Comecei a refletir sobre o que
diziam nas reuniões, e comecei a tirar notas sobre alguns dos nomes dos
escritores de quem eles falavam, eles e outros homens que eu não conhecia bem,
nas reuniões e nos bares onde nos reuníamos a seguir. Costumava saltar de um
escritor para outro e depois partilhava quaisquer que fossem as conclusões a
que chegava com o mesmo homem de sempre, o meu companheiro – Pedro, era esse o
seu nome – e costumávamos discuti-las. Ele costumava lançá-las à discussão na
reunião seguinte, e todos eles ficavam extasiados com a sua pretensa inteligência,
como se fosse um professor universitário. Mantinha-me em silêncio, porque ele fazia
crer que as suas ideias eram melhores que as minhas.
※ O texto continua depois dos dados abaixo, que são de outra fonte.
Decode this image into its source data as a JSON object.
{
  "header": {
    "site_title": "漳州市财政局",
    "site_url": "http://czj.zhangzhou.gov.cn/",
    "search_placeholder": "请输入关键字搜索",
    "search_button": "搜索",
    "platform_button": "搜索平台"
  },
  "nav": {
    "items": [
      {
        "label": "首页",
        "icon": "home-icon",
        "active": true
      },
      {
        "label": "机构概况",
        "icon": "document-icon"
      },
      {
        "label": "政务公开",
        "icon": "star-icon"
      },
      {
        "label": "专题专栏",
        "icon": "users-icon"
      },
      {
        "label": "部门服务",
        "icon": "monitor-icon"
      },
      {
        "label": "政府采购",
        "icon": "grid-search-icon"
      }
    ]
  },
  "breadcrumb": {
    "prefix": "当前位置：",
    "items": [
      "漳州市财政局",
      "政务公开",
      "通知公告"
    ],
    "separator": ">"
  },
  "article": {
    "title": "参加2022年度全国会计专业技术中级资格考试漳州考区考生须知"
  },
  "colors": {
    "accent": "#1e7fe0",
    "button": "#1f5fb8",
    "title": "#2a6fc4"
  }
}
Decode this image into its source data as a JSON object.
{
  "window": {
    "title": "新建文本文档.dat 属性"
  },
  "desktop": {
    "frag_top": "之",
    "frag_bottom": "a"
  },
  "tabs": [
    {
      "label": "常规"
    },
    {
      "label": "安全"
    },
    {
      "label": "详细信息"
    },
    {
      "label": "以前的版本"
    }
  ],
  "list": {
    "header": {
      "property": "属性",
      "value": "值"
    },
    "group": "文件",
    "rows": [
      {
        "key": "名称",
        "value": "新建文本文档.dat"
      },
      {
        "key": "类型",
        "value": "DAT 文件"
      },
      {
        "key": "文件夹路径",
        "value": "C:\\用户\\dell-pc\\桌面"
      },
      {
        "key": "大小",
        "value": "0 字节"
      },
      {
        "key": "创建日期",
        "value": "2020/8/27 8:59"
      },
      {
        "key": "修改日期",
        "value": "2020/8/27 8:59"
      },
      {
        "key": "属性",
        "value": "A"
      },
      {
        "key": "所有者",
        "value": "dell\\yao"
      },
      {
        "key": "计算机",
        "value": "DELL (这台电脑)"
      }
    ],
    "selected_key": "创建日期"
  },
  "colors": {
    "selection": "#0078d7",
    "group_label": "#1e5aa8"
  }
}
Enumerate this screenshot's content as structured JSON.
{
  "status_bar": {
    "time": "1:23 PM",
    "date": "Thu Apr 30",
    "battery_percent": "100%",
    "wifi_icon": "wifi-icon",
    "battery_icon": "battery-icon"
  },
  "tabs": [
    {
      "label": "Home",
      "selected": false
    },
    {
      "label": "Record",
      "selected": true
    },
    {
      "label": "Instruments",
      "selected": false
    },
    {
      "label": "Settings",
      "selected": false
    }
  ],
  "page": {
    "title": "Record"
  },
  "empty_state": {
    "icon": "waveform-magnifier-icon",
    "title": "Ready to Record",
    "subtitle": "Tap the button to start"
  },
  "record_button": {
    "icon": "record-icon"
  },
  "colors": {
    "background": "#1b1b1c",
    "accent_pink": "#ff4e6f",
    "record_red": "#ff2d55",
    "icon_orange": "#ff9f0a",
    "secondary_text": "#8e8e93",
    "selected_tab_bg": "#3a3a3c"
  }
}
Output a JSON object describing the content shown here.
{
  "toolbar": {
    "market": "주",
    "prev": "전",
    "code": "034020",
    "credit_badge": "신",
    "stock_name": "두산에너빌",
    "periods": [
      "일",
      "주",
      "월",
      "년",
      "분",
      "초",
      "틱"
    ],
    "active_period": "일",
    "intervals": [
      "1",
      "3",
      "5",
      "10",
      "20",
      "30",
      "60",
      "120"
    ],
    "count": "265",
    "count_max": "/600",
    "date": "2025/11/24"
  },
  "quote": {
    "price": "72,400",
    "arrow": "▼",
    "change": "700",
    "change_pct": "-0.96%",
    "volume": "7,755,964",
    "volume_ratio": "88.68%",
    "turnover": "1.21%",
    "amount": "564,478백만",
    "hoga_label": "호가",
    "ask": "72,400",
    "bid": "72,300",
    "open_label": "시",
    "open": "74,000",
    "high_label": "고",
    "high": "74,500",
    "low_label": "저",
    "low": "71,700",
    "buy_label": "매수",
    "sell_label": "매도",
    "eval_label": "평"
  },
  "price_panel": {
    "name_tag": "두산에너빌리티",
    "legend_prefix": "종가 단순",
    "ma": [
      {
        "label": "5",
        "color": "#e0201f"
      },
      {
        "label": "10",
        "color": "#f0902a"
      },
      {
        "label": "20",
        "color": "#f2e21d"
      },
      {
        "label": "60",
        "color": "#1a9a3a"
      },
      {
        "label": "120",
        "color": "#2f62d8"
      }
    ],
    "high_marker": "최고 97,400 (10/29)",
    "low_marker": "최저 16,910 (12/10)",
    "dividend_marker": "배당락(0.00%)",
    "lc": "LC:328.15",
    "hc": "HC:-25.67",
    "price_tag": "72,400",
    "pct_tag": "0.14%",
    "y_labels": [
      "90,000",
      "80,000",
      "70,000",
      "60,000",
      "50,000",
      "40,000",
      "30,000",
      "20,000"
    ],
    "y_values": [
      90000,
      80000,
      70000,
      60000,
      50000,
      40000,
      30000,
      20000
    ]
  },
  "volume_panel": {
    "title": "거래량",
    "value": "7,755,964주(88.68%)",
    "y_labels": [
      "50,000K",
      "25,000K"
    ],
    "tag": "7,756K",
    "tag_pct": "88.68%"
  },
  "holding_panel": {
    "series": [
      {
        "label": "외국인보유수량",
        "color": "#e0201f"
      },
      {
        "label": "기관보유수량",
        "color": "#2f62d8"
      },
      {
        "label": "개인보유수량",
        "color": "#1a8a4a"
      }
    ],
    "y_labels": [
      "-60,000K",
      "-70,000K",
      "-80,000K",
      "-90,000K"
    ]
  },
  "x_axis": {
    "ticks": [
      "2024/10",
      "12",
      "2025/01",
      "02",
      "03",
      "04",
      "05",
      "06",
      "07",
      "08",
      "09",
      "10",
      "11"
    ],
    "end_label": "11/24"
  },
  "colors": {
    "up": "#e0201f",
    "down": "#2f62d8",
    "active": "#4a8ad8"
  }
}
Comecei a me reunir com algumas
mulheres, a tua avó, algumas outras amigas, nas suas casas, e em minha casa também,
e era aí que nós costumávamos falar de temas que nos diziam mais respeito,
coisas que os homens não tinham interesse: o divórcio, o aborto, a violência,
não apenas a física, mas a psicológica também. A tua mãe começou a me sugerir
livros que estudou durante a licenciatura, e eu continuei lendo e aprendendo, e
comecei a me aperceber que quanto mais pensava por mim, mais o Pedro se sentia
desconfortável. Por isso, nós, eu e a tua mãe, conversámos; conversávamos muito
como sempre o fizemos, e, então, decidimos pedir à associação se podíamos criar
um grupo de mulheres. Nas suas mentes seria apenas para trocarmos ideias sobre
roupas e receitas. Bem, a tua mãe e algumas das suas amigas universitárias
mudaram-se para cá e começámos a causar embaraços. A Câmara Municipal arranjou
um sítio para nos reunirmos, mas depois voltou atrás quando nos queixámos da
falta de luz no parque. Com algum dinheiro amealhado por todas nós, alugámos o
nosso próprio espaço. Nessa altura, eu trabalhava o máximo de horas possível,
limpando escritórios nos Nuevos Ministérios; quando acabava, comia
qualquer coisa, uma sandes no metro, ou qualquer coisa que fosse rápida de
fazerem casa, e nem tinha tempo de me sentar um pouco, e em algumas noites eu saía
para me encontrar com o Pedro apenas por uns instantes, não acho que tenha sido
tão feliz como nessa altura. Nem mesmo agora que vou descansar, quando passo o
dia todo na associação e vos vejo a todas a se ajudarem mutuamente. Foi a
primeira vez na vida que senti que as pessoas me ouviam quando falava, que
respeitavam o que eu dizia, e não porque me queriam levar para a cama, ou
porque deixavam de prestar atenção a algo que eu abordava e que não lhes dizia
nada, mas sim porque me compreendiam, que concordavam comigo, e pensavam que o
que eu dizia era algo que valia a pena ouvirem. Houve um momento, quando tudo
isso, ao pensar em algo e ao verbaliza-lo, ao fazer as coisas que eu dizia que
faria, a associação parecia-me muito mais importante do que qualquer outra coisa
que o Pedro pudesse alguma vez me oferecer. Ele queria que fossemos viver
juntos, mas apercebi-me que nada disso tinha a ver com amor. Eu não era uma
pessoa – Maria – mas algo – algo que ele sentia que lhe pertencia – o seu
apartamento, o seu carro, a sua mulher.
Esta cicatriz - e ela aponta para
o seu queixo, um arranhão que sobressai da sua pele branca – fiz isto quando,
uma vez, saía do autocarro à pressa, tropecei e caí e ele não fez absolutamente
nada, não se preocupou minimamente comigo. Estivemos juntos um ano, depois
disso.
Por essa razão, não: quero dizer,
nunca houve mulheres como nós. O que é que quer dizer com isso, Maria? Mulheres
pobres. Até para protestarmos, precisamos de dinheiro.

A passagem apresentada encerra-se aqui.